Der hohe Stellenwert, den die ökologische Modernisierung der Wirtschaft für die neue grün-rote Landesregierung in Baden-Württemberg hat, ist im Koalitionsvertrag augenscheinlich. Die erneuerbaren Energien werden im Südwesten in den kommenden Jahren mit Sicherheit einen weiteren deutlichen Ausbau erfahren. Allerdings geht es auch hier vor allem um die Elektrizität – und die Erhöhung des Anteils an Windkraft – während das Thema Wärme vorrangig mit Einsparungen und Effizienz abgehandelt wird. Bei der mehrfach genannten Erhöhung des Anteils energetisch sanierter Gebäude ist der Heizungstausch nicht als gesonderte Maßnahme benannt.

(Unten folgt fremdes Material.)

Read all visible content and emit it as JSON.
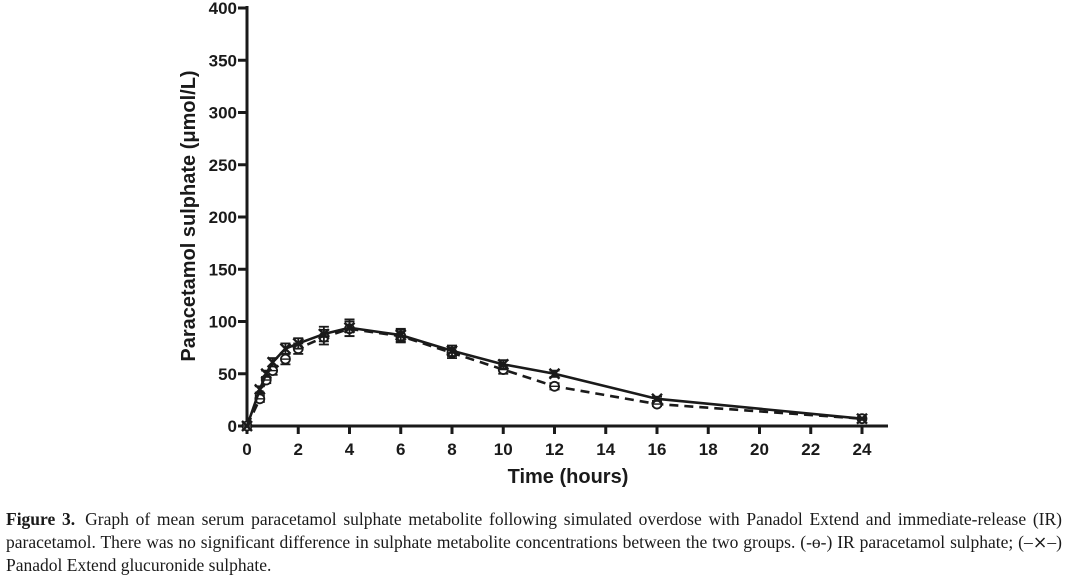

Es scheint hier eher um Dämmmaßnahmen zu gehen.
Das Ziel, bis 2050 (bezogen auf 1990) die CO2-Emissionen um 90 Prozent zu reduzieren, könnte für die Holzenergie (mit dem höchsten CO2-Reduktionsfaktor aller Wärmequellen) eine gute Voraussetzung bieten. Explizit wird sie mit diesem Vorzug nicht erwähnt. Die Ankündigung eines Klimaschutzgesetzes zur Umsetzung dieses Ziels mit einem dazu gehörigen Konzept (Maßnahmenplan) wird nicht näher beschrieben. Ankündigungen für eigene baden-württembergische Förderprogramme sind nicht zu finden.
Mehrfach erwähnt werden die Bedeutung der Biomasse und ihr geplanter (ökologisch verträglicher) Ausbau. Auch die Mobilisierung von Holzreserven für den energetischen Einsatz wird genannt, jedoch ebenfalls nicht konkretisiert. Das wäre in einem Koalitionsvertrag auch nicht unbedingt zu erwarten. Bei den Gegenmaßnahmen, die zu einer Einschränkung des Holzangebots führen könnten, wird der Vertrag jedoch schon wesentlich exakter. So wird die Errichtung eines Nationalparks angestrebt und eine zehnprozentige Flächenstilllegung für den Staatswald. Bei ihm (rd. 25 Prozent der Landeswaldfläche) handelt es sich um die am effektivsten genutzte Waldbesitzart, wo der Zuwachs bei der Nutzung abgeschöpft wird. Wenn hier Einschränkungen erfolgen, werden diese durch Holzmobilisierungsmaßnahmen (die v.a. im Kleinprivatwald, wo die geringsten Nutzungssätze zu finden sind) kaum auszugleichen sein.
Information: Schätzungsweise ein Drittel der deutschen Pelletproduktion (2010: 1,75 Mio. t) kommen aus Baden-Württemberg, wo bundesweit ein überdurchschnittliches Holzaufkommen und eine hohe Sägewerksdichte zu verzeichnen ist. 20 Prozent der Unternehmen im DEPV (Pelletproduzenten, Pellethandel, Heizungshersteller und Lagertechnik) sind in Baden-Württemberg angesiedelt. Ihr Beitrag zum Verbandsbudget beträgt ca. 25 Prozent.